Fluorinated small molecule derivatives in cancer immunotherapy: emerging frontiers and therapeutic potential.

Immunotherapy has revolutionized cancer treatment by leveraging the body's immune system to recognize and eliminate tumor cells. While monoclonal antibodies and checkpoint inhibitors have shown dramatic clinical successes, small molecules are increasingly recognized for their potential to modulate the immune system with improved pharmacokinetics and oral bioavailability. The incorporation of fluorine atoms into small molecule structures has become a widely used strategy to enhance therapeutic efficacy. Fluorine's unique chemical properties such as high electronegativity, metabolic stability, and ability to modulate lipophilicity make fluorinated small molecules especially attractive for immunotherapeutic applications.
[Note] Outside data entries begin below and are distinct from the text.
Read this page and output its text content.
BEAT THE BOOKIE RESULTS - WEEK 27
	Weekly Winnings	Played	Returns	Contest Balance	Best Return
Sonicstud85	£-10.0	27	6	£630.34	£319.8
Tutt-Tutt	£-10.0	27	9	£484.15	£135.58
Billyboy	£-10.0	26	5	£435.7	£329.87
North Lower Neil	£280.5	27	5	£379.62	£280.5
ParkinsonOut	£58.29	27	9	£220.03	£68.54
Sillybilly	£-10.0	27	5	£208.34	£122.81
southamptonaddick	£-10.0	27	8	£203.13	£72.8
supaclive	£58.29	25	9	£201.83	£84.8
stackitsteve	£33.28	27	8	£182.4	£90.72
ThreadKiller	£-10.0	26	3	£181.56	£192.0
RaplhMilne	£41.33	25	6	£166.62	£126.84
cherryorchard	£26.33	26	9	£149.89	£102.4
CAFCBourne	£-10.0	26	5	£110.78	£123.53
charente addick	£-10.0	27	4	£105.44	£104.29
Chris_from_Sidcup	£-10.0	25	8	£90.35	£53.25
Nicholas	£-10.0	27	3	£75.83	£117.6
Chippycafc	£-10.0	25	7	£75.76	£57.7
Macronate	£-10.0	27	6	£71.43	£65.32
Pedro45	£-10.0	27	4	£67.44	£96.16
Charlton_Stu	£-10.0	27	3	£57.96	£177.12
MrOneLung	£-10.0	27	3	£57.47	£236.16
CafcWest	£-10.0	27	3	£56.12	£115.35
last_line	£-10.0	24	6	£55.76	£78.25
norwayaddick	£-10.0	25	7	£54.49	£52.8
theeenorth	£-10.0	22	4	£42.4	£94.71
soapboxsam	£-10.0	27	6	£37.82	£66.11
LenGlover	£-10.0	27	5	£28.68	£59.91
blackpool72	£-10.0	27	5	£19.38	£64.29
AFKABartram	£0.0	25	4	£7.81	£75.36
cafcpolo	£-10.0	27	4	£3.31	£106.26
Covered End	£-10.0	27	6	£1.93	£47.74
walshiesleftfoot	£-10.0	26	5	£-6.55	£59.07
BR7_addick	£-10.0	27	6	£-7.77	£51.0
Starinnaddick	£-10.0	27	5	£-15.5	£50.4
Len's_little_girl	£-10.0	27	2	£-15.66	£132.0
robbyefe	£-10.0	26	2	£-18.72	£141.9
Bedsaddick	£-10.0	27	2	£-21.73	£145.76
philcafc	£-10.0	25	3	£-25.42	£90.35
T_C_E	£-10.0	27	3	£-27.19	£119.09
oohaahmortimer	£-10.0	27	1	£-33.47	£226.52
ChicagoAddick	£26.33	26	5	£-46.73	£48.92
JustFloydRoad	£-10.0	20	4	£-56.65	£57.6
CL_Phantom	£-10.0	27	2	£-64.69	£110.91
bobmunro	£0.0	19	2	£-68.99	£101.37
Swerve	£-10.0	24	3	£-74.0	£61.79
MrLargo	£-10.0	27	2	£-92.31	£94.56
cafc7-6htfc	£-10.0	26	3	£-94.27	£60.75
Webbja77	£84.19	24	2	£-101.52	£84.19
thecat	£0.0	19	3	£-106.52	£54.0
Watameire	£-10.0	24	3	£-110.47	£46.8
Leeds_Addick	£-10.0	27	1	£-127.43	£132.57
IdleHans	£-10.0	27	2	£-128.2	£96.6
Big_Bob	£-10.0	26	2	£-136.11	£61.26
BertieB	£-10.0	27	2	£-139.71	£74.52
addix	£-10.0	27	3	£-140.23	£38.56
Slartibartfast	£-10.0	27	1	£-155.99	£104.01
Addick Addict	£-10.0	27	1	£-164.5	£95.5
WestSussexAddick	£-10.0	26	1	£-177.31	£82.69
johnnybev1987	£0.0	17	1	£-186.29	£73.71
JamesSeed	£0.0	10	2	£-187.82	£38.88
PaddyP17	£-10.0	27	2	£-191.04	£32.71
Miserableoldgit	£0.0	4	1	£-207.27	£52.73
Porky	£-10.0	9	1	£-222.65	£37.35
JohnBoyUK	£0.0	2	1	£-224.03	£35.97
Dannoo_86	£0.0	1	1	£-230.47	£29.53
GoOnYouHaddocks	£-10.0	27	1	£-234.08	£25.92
This minireview highlights recent advances in fluorinated small molecules that target key immune pathways, including immune checkpoints, STING agonists, IDO inhibitors, and kinase pathways involved in immune regulation. We explore the chemical rationale, mechanisms of action, and therapeutic outcomes of fluorinated compounds currently in preclinical and clinical development. The discussion also addresses challenges such as immunotoxicity, resistance, and design strategies to overcome them. Together, these findings underscore the growing relevance of fluorinated small molecule immunotherapeutics in cancer treatment.